A federal jury in Pittsburgh, where Carnegie Mellon is located, returned a verdict on Wednesday that Marvell infringes two of the university’s patents covering integrated-circuit technology. The verdict came after a four-week jury trial that pitted K&L Gates against Marvell’s lawyers at Quinn Emanuel Urquhart & Sullivan. You can see the verdict form here.
CMU sued Marvell in 2009, alleging its computer chips infringe two patents developed by CMU researchers. Marvell’s lawyers at Quinn Emanuel moved for summary judgment in 2011, arguing that the two CMU patents are anticipated by prior art. U.S. Distirct Judge Nora Barry Fischer denied Marvell’s motion, but noted in her September 2011 opinion that the issue was a “close call.”

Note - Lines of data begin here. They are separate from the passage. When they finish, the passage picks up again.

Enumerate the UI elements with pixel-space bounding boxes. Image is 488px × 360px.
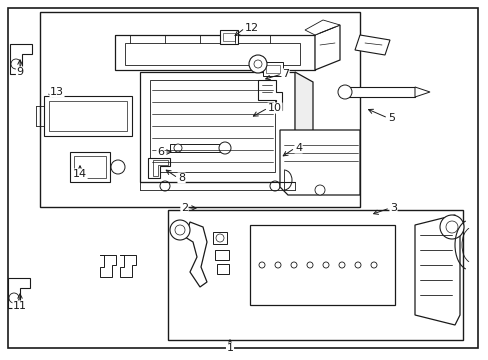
Bar	[170, 144, 224, 152]
Polygon shape	[280, 130, 359, 195]
Circle shape	[248, 55, 266, 73]
Circle shape	[445, 221, 457, 233]
Circle shape	[11, 59, 21, 69]
Bar	[40, 12, 359, 207]
Text: 13: 13	[50, 87, 64, 97]
Bar	[168, 210, 462, 340]
Circle shape	[111, 160, 125, 174]
Text: 2: 2	[181, 203, 187, 213]
Circle shape	[269, 181, 280, 191]
Polygon shape	[215, 250, 228, 260]
Text: 14: 14	[73, 169, 87, 179]
Text: 7: 7	[282, 69, 288, 79]
Polygon shape	[150, 80, 274, 172]
Circle shape	[9, 293, 19, 303]
Bar	[263, 62, 283, 76]
Circle shape	[219, 142, 230, 154]
Bar	[223, 33, 235, 41]
Circle shape	[175, 225, 184, 235]
Bar	[49, 101, 127, 131]
Text: 1: 1	[226, 343, 233, 353]
Circle shape	[314, 185, 325, 195]
Polygon shape	[100, 255, 116, 277]
Polygon shape	[115, 35, 314, 70]
Text: 4: 4	[294, 143, 302, 153]
Polygon shape	[125, 43, 299, 65]
Polygon shape	[258, 80, 282, 110]
Bar	[220, 30, 238, 44]
Polygon shape	[8, 278, 30, 308]
Polygon shape	[213, 232, 226, 244]
Bar	[345, 87, 414, 97]
Text: 9: 9	[17, 67, 23, 77]
Polygon shape	[148, 158, 170, 178]
Text: 3: 3	[389, 203, 396, 213]
Polygon shape	[10, 44, 32, 74]
Text: 11: 11	[13, 301, 27, 311]
Polygon shape	[120, 255, 136, 277]
Polygon shape	[414, 87, 429, 97]
Polygon shape	[140, 72, 294, 182]
Circle shape	[337, 85, 351, 99]
Circle shape	[439, 215, 463, 239]
Polygon shape	[354, 35, 389, 55]
Bar	[70, 152, 110, 182]
Polygon shape	[184, 222, 206, 287]
Polygon shape	[305, 20, 339, 35]
Circle shape	[170, 220, 190, 240]
Text: 5: 5	[387, 113, 394, 123]
Text: 12: 12	[244, 23, 259, 33]
Polygon shape	[153, 160, 168, 176]
Circle shape	[253, 60, 262, 68]
Circle shape	[160, 181, 170, 191]
Text: 10: 10	[267, 103, 282, 113]
Circle shape	[174, 144, 182, 152]
Text: 6: 6	[157, 147, 163, 157]
Polygon shape	[217, 264, 228, 274]
Polygon shape	[294, 72, 312, 187]
Bar	[249, 225, 394, 305]
Polygon shape	[414, 215, 459, 325]
Polygon shape	[314, 25, 339, 70]
Bar	[265, 65, 280, 73]
Bar	[44, 96, 132, 136]
Text: 8: 8	[178, 173, 185, 183]
Bar	[74, 156, 106, 178]
Circle shape	[216, 234, 224, 242]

The jury’s $1.17 billion award represents exactly what K&L Gates asked for at trial. The jury also found that Marvell’s infringement was willful, meaning that Judge Fischer can treble CMU’s damages.
Quinn Emanuel moved for a mistrial on December 20, arguing that “CMU’s closing argument was rife with misrepresentations and impermissible arguments” that “could serve only one purpose — to prejudice the jury by plating the seed in their minds that they should decide this case for CMU based on emotion.” Fischer denied that motion without prejudice, but wrote that she would revisit the motion once the verdict came in.